Part II of II
In order for a client to self-discover their real needs and the actions they’ll take to address them, it’s important for a coach to stay in inquiry – asking open-ended questions that allow the client to look inward for answers they haven’t yet covered.
Here are examples of powerful questions that work for me:
What do you need to focus on right now?
In the story you just told me, what led you to react that way?
What’s the impact on others when you do that?
What’s behind that?
What’s getting in the way?
What part of this do you control?
How would you prioritize the options you just told me?

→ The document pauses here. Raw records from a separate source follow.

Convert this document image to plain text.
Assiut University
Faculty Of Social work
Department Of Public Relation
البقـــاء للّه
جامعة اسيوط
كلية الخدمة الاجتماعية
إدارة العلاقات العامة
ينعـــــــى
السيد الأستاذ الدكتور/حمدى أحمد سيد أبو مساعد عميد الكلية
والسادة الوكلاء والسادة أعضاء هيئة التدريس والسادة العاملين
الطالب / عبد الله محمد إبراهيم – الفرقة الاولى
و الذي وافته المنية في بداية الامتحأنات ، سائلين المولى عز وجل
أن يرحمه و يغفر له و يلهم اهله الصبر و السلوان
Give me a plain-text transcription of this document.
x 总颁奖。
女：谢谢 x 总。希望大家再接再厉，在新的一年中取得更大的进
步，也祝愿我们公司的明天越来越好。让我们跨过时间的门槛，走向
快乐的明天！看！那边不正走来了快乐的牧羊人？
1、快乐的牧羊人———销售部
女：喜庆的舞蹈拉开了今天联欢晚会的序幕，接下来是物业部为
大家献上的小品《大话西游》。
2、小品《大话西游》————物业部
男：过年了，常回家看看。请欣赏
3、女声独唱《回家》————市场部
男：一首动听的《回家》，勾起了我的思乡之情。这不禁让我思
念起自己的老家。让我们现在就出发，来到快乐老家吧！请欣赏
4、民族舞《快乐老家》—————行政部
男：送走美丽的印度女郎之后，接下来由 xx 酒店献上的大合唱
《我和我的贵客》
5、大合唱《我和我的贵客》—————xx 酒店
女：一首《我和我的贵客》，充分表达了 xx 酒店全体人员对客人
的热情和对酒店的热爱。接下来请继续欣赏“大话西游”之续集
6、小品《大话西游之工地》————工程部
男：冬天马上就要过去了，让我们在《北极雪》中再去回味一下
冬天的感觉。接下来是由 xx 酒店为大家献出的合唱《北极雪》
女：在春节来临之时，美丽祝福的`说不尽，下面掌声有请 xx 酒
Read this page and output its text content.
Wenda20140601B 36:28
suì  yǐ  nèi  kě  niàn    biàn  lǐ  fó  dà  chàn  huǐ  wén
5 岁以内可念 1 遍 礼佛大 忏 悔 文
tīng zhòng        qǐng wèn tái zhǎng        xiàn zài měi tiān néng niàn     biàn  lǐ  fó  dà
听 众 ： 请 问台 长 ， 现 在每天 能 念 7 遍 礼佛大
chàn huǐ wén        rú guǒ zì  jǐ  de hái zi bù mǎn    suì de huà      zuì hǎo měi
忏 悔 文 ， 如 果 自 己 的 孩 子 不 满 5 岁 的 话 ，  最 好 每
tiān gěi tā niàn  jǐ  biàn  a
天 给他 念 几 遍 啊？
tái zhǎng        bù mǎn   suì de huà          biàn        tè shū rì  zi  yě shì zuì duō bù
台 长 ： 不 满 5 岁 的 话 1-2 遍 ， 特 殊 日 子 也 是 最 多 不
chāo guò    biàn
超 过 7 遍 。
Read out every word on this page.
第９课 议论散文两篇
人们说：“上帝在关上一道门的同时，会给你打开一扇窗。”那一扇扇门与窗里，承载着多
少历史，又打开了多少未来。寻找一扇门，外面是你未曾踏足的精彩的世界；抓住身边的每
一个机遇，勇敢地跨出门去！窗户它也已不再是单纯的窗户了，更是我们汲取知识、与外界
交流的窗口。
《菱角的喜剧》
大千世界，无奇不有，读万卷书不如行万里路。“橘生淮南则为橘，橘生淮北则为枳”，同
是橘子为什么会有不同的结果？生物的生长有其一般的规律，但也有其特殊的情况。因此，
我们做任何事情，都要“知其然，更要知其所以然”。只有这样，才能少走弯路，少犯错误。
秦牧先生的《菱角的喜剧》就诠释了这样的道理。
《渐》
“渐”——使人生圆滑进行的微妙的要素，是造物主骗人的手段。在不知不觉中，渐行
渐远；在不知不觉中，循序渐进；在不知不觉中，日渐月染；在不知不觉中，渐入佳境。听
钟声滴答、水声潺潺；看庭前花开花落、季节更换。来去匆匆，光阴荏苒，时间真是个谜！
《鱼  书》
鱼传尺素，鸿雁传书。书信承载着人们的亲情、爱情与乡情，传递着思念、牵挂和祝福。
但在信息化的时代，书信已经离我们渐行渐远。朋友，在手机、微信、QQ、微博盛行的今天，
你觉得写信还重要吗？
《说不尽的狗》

How realistic is that timetable?
What If you decided to do it this month instead of next quarter?
Who could help you?
Who else is involved in that decision?
What else could you do? (pause) And then what?
What have you written down so far?
Which of these are you most committed to doing?
On a scale of 0 (low) to 10 (high), what’s the likelihood you’ll do it?
What would it take to turn that 7 into an 8?
How will you hold yourself accountable?
How will you know when you’ve reached that goal?
It takes practice to continue asking powerful questions and not slip into a disguised suggestion: “Have you considered…?” While you never want to make the other person feel they’re being interrogated, remaining silent and allowing them time to think often leads to better decisions than you might have offered.
My favorite coaching sessions begin when a client says, “I don’t have much today.” I’ll say, “What’s one thing you thought about this morning that’s still on your mind?” That opens up a dialogue and usually ends with a “Wow!” or “Who knew I had so much to discuss.”